При виде его перекошенного от испуга лица Мориц насмешливо улыбнулся.
— Сейчас я вам протру одеколоном голову. Это вас немного освежит. — И смочив носовой платок, банкир вознамерился было приложить его Морицу к виску.
— Оставьте меня в покое! Я совершенно здоров и пока еще в своем уме!
— Очень рад это слышать! Ай-ай, как вы меня напугали! Это может плохо отразиться на моем здоровье. Ха-ха-ха! Какой вы, однако, шутник! Надо же такое придумать! А я, признаться, поверил. Ха-ха-ха! Забавно, очень забавно! Ну пошутили и хватит! Давайте деньги в кассе платить нечем…
— У меня нет денег. Я вам уже сказал, что взял их у вас в долг.
— Что?! Это мошенничество, разбой, грабеж средь бела дня! — подступая к нему, завопил банкир.
Но Мориц только крепче сжал свою трость, глядя на него с холодным спокойствием.
— Пан Блюменфельд, телефонируйте в полицию! — крикнул Гросглик в контору. — Я с тобой по-другому поговорю! Ты — вор! Я тебя в тюрьме сгною, в кандалах в Сибирь сошлю!
— Не кричите, пожалуйста! Не то за оскорбление сами угодите за решетку. И нечего меня полицией пугать… Как вы докажете, что переведенные в Лейпциг деньги принадлежат вам, а не мне? — спокойно спросил Мориц.
Эти слова подействовали на банкира отрезвляюще; он опустился на стул и долго в упор смотрел на Морица, смотрел с досадой, с бессильным бешенством, и на глазах у него навернулись слезы.
— Ступай, Антоний! Мне ничего не нужно. Он в тюрьме одумается, — прибавил он тише дрогнувшим голосом.
— Хватит болтать глупости! Давайте говорить как деловые люди.
— А я вам так доверял, так доверял… Относился как к сыну, как к сыну и дочери, вместе взятым, а вы такую подлость совершили… Вас за это Бог покарает… Так не поступают с другом, который доверил вам тридцать тысяч…

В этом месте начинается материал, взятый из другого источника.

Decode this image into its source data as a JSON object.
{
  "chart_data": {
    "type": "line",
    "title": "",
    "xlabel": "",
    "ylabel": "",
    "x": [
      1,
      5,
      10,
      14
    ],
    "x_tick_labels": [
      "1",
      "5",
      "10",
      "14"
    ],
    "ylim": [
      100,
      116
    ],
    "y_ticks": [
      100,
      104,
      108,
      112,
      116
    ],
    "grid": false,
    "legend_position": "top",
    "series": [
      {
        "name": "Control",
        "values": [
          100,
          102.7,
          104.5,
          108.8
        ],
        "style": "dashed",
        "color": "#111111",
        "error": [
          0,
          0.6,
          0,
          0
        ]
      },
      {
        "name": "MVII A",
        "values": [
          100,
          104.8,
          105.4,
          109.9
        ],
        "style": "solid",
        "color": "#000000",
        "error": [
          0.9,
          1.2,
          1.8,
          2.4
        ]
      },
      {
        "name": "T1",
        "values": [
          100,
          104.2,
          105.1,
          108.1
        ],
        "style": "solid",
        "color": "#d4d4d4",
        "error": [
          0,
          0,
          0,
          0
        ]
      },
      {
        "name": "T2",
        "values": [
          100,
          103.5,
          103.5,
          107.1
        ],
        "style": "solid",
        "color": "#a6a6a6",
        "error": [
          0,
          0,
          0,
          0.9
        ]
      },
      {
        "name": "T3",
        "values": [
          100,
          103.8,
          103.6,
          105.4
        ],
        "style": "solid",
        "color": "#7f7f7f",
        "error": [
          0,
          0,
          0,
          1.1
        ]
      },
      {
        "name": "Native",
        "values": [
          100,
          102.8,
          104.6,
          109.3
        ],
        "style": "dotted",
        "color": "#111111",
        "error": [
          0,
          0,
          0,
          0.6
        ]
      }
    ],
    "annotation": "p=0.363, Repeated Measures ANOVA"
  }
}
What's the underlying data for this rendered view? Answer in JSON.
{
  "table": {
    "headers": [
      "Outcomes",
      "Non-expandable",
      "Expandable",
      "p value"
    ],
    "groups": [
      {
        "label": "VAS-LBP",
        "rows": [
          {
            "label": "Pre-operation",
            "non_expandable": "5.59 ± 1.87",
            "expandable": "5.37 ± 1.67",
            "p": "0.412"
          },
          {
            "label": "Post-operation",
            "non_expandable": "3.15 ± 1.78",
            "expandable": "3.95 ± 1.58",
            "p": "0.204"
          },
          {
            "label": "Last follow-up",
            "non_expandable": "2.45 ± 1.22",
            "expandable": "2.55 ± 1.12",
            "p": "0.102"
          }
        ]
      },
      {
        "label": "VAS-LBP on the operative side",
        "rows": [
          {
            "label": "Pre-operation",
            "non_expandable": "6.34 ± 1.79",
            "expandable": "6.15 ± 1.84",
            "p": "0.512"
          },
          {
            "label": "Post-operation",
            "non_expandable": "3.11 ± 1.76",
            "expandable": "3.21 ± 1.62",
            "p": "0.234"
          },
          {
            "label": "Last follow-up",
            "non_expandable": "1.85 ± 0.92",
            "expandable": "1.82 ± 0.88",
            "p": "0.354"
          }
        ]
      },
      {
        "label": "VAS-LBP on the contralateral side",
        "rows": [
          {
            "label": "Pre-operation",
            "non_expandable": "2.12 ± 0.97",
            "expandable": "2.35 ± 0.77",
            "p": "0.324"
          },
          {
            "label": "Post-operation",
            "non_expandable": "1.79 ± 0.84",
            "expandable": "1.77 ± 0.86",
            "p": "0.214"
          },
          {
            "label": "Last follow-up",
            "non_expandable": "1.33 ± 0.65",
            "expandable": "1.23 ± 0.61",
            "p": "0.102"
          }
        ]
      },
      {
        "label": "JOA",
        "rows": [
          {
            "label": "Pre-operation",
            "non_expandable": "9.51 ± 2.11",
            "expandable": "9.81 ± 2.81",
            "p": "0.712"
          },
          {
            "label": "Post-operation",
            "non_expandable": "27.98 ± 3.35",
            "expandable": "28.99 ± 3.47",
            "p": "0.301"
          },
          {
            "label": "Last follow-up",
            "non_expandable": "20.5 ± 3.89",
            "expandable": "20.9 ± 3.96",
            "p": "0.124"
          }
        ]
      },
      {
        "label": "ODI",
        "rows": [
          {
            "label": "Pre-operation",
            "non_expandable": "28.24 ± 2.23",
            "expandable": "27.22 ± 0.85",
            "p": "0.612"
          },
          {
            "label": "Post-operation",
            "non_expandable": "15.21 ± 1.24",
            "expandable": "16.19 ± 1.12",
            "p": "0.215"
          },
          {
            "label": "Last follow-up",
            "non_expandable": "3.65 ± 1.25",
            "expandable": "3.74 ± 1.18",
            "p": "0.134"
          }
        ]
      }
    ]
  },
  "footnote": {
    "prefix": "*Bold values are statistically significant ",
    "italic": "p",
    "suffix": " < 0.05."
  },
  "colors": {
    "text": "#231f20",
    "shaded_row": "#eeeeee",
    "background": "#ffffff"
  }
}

— Не морочьте мне голову! Я взял у вас взаймы тридцать тысяч марок на долгий срок, потому что хочу вложить их в крупное дело. И готов выдать вам вексель. Не исключено, что когда-нибудь верну их, а сейчас деньги уже пущены в оборот.
— В Берлине… в Amor Saale[57], — прошептал вконец расстроенный банкир.
— Давайте, наконец, поговорим, как друзья! — теряя терпение, вскричал Мориц.
— Вы — вор, а не друг! — заорал взбешенный банкир и кинулся к письменному столу — там в ящике лежал пистолет; но он задвинул его, запер, ключ положил в карман и заметался по комнате, изрыгая брань и проклятия и замахиваясь на Морица кулаками.